By referring to digital technologies, one accommodates the evolution of a suite of integrated digital technologies that can be accessed virtually anywhere, anytime. They are far more than just a few discrete technologies. Rather, it is about the use and impact of an ever-evolving suite of increasingly integrated digital technologies conceptualized as part of a digital ecosystem that can be adapted, based on needs and context. To illustrate, the smart phone, viewed as a digital technology, rather than a discrete technology, can be used as a phone, a camera, an MP3 player, or computer, or any blended combination of those functionalities, and in seamless conjunction with other digital technologies. In this way, digital technologies become defined in terms of the user’s need and context, shaping the ways in which the digital applications are used in multiple ways and with multiple digital applications. (Lee and Finger, 2009)
The concept of digital technologies also addresses the reality that the young enhance their learning informally, by teaching themselves how to use and apply the technologies and formally under guidance of teachers. However the other reality is that the youth of the developed world use the suite of digital technologies far more outside the formal teaching situation than within (Lee and Winzenried, 2009) and that formal classroom use constitutes only a minor part of the total overall use. Little is the surprise, as Meredyth et al (1999) and others have identified, the young acquire their digital competencies more outside the classroom than within.
In using the term ‘digital technologies’ one is also recognising that the young have these in their homes and on the move have normalised the use of an ever-evolving suite of digital technologies, use different elements of the suite in different situations and as such acquire their digital competencies from using a suite of technologies rather than a discrete technology.
The implications for teaching and learning – and indeed for the design of future curriculum - and for educational research are very considerable.

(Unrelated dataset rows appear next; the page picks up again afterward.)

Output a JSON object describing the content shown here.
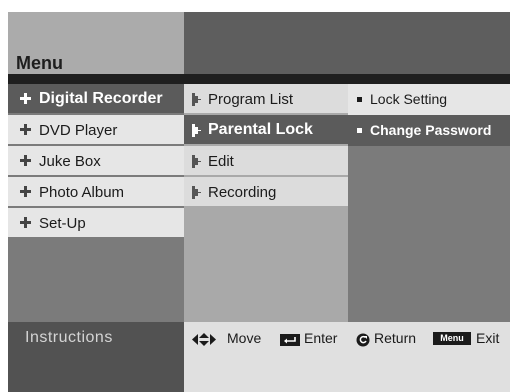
{
  "header": {
    "title": "Menu"
  },
  "main_menu": [
    {
      "label": "Digital Recorder",
      "selected": true,
      "icon": "cross-bullet-icon"
    },
    {
      "label": "DVD Player",
      "selected": false,
      "icon": "cross-bullet-icon"
    },
    {
      "label": "Juke Box",
      "selected": false,
      "icon": "cross-bullet-icon"
    },
    {
      "label": "Photo Album",
      "selected": false,
      "icon": "cross-bullet-icon"
    },
    {
      "label": "Set-Up",
      "selected": false,
      "icon": "cross-bullet-icon"
    }
  ],
  "sub_menu": [
    {
      "label": "Program List",
      "selected": false,
      "icon": "step-arrow-icon"
    },
    {
      "label": "Parental Lock",
      "selected": true,
      "icon": "step-arrow-icon"
    },
    {
      "label": "Edit",
      "selected": false,
      "icon": "step-arrow-icon"
    },
    {
      "label": "Recording",
      "selected": false,
      "icon": "step-arrow-icon"
    }
  ],
  "options": [
    {
      "label": "Lock Setting",
      "selected": false
    },
    {
      "label": "Change Password",
      "selected": true
    }
  ],
  "instructions": {
    "title": "Instructions",
    "move": "Move",
    "enter": "Enter",
    "return": "Return",
    "menu_key": "Menu",
    "exit": "Exit"
  },
  "colors": {
    "selected_bg": "#5b5b5b",
    "item_bg": "#e6e6e6",
    "header_bg": "#5e5e5e",
    "separator": "#1f1f1f"
  }
}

- Australian Communications and Media Authority (2007). Media and Communications in Australian Families, Canberra, December 2007 ACMA 
- Davison, C.N. and Goldberg, D.T. (2009). The Future of Learning Institutions in a Digital Age, Macarthur Foundation, MIT Press 
- Illinois Institute of Design (ID) (2007). Schools in the Digital Age Illinois Institute of Technology 
- Lee, M. and Gaffney, M. (Eds.) (2008). Leading a Digital School. Melbourne: ACER Press
- Lee, M. and Winzenried, A. (2009). The Use of Instructional Technology in Schools – Lessons to be Learned. Melbourne: ACER Press
- Lee, M. and Finger, G. (2009). Developing Networked School Communities Ning – 
- Meredyth, D et al (1999). Real Time – Computers, Change and Schooling, Canberra, Department of Education, Training and Youth Affairs
- Thomas, M. (Ed.) (2011). Digital Education: Opportunities for Social Collaboration. London & New York: Palgrave Macmillan.